The good news is that when we do bring it to the attention of young people, many are attracted by the work that we do. MOBIE runs design challenges and workshops to introduce young people to the built environment and its role in delivering high quality homes, great places and sustainable communities. We have a growing number of challenge entrants with no built environment background who go on to study a built environment discipline at college or university or join the industry because they like what they see. They appreciate the positive impact that we have on people’s lives and our role in mitigating and adapting to climate change (nearly 40% of carbon emissions come from the built environment). It is not that young people don’t want to work in our industry, rather they don’t know about the built environment and the range of jobs available.
There is great talent out there just waiting to be engaged. If we can engage them, they will be inspired. Our most recent Design Future London design challenge with the Mayor of London engaged with hundreds of young Londoners who came up with an amazing range of design interventions to solve a problem in their local area using built environment solutions [https://storymaps.arcgis.com/collections/ec5b5490da0845bf836c3b74a81ee572].

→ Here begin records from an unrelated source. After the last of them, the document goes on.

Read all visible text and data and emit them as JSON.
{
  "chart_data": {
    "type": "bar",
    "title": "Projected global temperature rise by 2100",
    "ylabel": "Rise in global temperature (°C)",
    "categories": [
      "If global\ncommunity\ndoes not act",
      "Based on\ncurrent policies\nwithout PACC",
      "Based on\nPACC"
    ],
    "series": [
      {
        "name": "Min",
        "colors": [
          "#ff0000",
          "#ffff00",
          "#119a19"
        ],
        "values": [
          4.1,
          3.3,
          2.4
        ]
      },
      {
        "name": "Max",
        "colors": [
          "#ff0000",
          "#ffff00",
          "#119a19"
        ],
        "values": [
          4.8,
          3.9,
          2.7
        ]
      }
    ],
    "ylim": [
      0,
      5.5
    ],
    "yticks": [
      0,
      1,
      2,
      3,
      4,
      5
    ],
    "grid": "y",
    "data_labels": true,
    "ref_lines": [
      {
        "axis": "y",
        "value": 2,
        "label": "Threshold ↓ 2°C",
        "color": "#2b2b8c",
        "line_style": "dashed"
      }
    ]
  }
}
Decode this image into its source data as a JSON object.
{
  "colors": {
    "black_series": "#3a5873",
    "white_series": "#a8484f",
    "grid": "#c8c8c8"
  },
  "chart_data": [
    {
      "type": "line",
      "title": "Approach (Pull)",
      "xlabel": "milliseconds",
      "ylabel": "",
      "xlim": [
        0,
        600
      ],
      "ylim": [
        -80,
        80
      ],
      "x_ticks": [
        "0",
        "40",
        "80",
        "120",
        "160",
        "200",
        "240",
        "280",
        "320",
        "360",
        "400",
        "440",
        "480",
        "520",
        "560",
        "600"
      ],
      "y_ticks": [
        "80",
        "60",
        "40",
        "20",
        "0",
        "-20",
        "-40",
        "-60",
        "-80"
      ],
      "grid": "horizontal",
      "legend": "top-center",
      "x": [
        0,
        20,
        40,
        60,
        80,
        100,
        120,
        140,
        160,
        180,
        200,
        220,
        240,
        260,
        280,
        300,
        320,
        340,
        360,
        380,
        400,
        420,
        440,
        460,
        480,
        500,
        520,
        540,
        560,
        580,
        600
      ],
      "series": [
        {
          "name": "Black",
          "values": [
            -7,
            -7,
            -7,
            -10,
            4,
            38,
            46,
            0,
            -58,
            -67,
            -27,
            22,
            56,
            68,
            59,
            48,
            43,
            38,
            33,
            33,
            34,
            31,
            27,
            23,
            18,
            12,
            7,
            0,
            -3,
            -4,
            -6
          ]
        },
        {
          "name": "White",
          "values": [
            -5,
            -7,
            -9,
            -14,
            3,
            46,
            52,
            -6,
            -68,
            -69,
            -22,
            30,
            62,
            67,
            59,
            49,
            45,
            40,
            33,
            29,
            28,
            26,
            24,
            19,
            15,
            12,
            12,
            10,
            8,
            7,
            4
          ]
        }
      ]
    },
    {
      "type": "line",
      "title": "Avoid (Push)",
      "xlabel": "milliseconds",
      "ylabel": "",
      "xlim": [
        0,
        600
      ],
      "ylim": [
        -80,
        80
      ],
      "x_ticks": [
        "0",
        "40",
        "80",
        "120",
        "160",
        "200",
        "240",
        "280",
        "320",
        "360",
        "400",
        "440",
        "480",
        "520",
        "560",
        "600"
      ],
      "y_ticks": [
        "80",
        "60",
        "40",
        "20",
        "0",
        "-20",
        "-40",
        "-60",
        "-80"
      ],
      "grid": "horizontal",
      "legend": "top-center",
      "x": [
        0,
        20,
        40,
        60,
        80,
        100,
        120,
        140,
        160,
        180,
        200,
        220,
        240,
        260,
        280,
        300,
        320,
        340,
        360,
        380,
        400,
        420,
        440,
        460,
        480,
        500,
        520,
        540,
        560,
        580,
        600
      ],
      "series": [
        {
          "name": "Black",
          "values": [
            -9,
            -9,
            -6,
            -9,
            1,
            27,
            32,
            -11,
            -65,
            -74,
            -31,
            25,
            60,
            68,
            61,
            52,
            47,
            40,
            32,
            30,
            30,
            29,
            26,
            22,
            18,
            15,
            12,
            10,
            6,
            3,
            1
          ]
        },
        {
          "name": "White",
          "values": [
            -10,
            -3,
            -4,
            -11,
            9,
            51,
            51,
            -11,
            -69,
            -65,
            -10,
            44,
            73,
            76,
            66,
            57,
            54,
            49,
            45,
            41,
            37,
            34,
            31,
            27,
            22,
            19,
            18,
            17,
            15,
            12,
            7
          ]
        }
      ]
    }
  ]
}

Many in the industry do engage with young people, but it is often piecemeal, there is no common narrative and the engagement is not always sustained. We need a common built environment narrative that promotes our growing digital competencies, new technologies and approaches and sustainable building, alongside more ‘traditional’ elements of construction. We need to simplify the range of roles and disciplines to make them more understandable and we need to clearly show routes to those roles.
Most importantly, the scale of the challenge means that we must work together to find the workers that we need – there is no time for rivalries between different built environment professions nor different companies. This demands a collective effort. It’s all hands to the pump!
Now that the need to build more housing is finally receiving the political attention it deserves, we cannot afford for the aspirations of the various parties to build more homes to fail due to insufficient workers. It’s time for industry to step up to the plate, to act collectively to ensure that young people know about our amazing sector and to provide them with the skills they will need to shape our future built environment. MOBIE is ready to play its part, are you?
Ultimately, MOBIE wants young people to be part of a generational shift that helps us deliver our future homes and built environment – high quality, green, adaptable homes that promote wellbeing and are amazing spaces to live in.